Эту кашу они накладывали в разрезанные пополам бочонки — окорёнки, торопливо несли наверх, на леса, и там укладывали в заранее приготовленные плотниками деревянные формы, внутри которых чернели сплетенные и связанные железные прутья. Деревянные формы назывались опалубкой и служили для укладки будущих колонн, балок, стен и перекрытий. А железное плетенье называлось арматурой и было скелетом будущих сооружений.

И вот бетонщики укладывали в опалубку бетон и плотно его утрамбовывали. Он тесно охватывал железный скелет и тут же начинал густеть и крепнуть, пока не превращался в единое тело — цельное, плотное и гладкое, как камень, высеченный из одной скалы.

Так в Туапсе делали тогда самый современный из строительных материалов нашего века — железобетон, соединявший в себе достоинства железа и камня, не горевший в огне, долговечный, покорный воле строителей в жидком виде и удивительно стойкий, когда затвердеет.

Приготовляли его самым примитивным, ручным способом. Однако быстро твердевший бетон подгонял людей, и бетонщики работали скорее всех других строителей и делали самые прочные сооружения.

Марусин, подносивший цемент, гравий и песок к помосту, где перемешивали бетон, и таскавший на леса окорёнки с бетонной кашей, часами приглядывался к тому, как работали бетонщики, и, забывая о ласково плескавшемся море, не уходил с постройки, даже когда бывал свободен.

Особенно любил Марусин смотреть, как снимали опалубку с готового железобетона и сооружения представали перед ним во всей своей красоте, стройности и легкости, недоступной никакому другому материалу.

Ни в чем другом не сказывалась так власть строителей. Кирпич и любой другой камень казались по сравнению с железобетоном тяжелыми и неуклюжими. Они никогда не могли дать таких смелых и строгих архитектурных форм.

Работа бетонщиков тогда была гораздо трудней, чем сейчас, так как никаких машин еще не было и все делалось руками. Но Марусин умел находить в ней радость и, по своему обычаю, старался делать ее быстро и хорошо.

Работа эта и тогда требовала от людей точности, быстроты и аккуратности. Как раз этими качествами обладал бывший чапаевец. Он пришелся ко двору у бетонщиков и наконец нашел специальность себе по душе.
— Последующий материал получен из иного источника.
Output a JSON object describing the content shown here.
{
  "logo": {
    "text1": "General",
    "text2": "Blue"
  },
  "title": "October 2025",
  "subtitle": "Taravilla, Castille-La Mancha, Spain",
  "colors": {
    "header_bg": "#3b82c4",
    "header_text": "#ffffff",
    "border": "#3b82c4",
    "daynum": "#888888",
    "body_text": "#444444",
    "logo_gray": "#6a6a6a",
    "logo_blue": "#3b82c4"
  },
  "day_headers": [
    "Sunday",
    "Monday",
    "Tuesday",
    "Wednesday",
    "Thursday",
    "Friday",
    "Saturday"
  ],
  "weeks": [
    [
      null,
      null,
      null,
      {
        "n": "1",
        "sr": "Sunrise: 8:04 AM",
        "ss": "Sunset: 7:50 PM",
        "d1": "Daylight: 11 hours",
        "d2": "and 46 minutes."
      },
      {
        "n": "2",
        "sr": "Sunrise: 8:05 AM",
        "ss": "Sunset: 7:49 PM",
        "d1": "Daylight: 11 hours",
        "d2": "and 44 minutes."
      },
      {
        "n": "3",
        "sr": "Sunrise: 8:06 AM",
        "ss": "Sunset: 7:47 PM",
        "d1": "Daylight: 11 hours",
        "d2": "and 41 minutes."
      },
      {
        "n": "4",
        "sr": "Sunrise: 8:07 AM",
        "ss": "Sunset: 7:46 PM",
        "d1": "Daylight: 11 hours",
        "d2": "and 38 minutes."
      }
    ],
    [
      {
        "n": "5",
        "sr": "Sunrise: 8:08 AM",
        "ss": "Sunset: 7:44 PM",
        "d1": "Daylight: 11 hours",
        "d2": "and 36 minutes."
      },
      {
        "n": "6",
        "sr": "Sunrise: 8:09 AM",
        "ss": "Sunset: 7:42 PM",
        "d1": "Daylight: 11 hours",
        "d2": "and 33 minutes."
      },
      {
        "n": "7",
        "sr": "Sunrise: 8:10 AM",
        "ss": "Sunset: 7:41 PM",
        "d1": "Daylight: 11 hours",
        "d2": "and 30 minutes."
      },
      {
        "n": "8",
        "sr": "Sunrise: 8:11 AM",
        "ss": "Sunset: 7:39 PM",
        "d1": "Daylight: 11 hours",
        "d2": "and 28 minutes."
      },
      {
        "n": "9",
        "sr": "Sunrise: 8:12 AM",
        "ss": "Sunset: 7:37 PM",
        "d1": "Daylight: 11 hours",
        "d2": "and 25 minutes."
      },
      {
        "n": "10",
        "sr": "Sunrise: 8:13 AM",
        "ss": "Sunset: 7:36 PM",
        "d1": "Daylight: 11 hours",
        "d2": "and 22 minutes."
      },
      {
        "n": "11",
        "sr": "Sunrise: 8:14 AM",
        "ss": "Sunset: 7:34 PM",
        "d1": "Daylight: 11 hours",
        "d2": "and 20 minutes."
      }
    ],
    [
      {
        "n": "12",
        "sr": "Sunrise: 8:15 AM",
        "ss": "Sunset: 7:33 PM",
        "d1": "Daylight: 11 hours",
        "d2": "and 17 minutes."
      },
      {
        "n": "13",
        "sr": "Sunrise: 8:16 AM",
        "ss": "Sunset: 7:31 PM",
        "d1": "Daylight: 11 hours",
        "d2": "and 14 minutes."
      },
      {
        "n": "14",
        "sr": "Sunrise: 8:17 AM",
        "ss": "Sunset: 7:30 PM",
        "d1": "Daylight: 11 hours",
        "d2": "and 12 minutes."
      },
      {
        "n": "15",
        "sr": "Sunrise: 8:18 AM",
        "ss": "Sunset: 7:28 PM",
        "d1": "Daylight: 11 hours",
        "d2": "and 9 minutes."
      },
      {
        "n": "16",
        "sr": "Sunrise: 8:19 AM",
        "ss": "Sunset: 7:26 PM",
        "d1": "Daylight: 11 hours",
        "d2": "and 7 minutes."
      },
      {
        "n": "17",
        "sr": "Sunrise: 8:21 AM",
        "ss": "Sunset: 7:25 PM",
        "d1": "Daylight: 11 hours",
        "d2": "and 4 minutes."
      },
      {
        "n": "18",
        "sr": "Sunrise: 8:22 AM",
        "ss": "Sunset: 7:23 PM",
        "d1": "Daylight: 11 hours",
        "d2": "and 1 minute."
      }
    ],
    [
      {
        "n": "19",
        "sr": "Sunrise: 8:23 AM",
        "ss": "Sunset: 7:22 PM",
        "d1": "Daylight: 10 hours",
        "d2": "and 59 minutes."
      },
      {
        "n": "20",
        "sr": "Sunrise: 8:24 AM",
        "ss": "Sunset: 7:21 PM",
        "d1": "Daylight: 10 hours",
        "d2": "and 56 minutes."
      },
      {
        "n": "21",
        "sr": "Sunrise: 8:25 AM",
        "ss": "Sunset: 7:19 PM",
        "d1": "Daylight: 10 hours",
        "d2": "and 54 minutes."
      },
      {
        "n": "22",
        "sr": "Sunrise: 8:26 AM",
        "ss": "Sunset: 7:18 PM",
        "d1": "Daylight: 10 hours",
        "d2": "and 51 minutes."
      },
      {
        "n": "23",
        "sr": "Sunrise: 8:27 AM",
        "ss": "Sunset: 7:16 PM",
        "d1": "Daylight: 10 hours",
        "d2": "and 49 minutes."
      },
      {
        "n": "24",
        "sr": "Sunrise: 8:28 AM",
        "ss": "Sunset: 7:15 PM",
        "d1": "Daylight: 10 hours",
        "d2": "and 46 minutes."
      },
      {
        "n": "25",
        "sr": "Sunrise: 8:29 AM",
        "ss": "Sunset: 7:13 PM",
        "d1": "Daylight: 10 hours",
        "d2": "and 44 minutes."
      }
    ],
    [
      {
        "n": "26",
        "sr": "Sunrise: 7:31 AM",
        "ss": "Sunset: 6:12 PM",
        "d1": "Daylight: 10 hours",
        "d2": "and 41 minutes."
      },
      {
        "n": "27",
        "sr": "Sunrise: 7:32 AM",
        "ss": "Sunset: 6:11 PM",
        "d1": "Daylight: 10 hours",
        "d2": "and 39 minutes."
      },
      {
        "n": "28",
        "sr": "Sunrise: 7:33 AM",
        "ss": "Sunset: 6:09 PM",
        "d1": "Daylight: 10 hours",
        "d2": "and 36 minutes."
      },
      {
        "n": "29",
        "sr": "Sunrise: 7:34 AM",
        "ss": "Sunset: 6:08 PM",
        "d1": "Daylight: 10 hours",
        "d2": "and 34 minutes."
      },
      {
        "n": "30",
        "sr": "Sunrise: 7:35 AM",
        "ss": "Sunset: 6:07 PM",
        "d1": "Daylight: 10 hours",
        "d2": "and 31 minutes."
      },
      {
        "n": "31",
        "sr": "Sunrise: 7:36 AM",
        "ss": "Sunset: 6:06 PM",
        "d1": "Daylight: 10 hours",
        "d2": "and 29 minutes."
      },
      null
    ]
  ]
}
Вместе со своими новыми товарищами Марусин закончил работу в порту, потом строил мосты и наконец перешел на строительство электрической станции.

Там наших бетонщиков ожидала заграничная новинка — машина для приготовления бетона, бетономешалка. Она была похожа на большую грушу на колесах, снабженную электрическим мотором и несколькими ручками.

Бетонщикам она вначале не понравилась. Но потом, когда студент-строитель, приехавший на практику, хитро подмигнув собравшимся строителям, пустил эту машину в ход, все невольно залюбовались ее работой.

Цемент, щебень и песок не надо было перемешивать лопатами. Достаточно было высыпать их в ковш, ходивший верх и вниз позади бетономешалки. Ковш поднимался и высыпал свое содержимое в короб, куда уже лилась вода из водопровода. Потом короб открывался, и то, что было в нем, ссыпалось в отверстие груши, оказавшейся при ближайшем рассмотрении вращающимся барабаном.

Студент включал мотор, и груша начинала вращаться с глухим бормотанием. Через несколько минут она наклонялась и выбрасывала уже совершенно готовую и отлично перемешанную бетонную кашу.

Все вместе это называлось циклом работы бетономешалки. Через каждые десять-пятнадцать минут машина выпускала новую порцию готовой бетонной каши — замес. За это время самые лучшие бетонщики не смогли бы приготовить и половины количества бетона, которое давал один замес бетономешалки.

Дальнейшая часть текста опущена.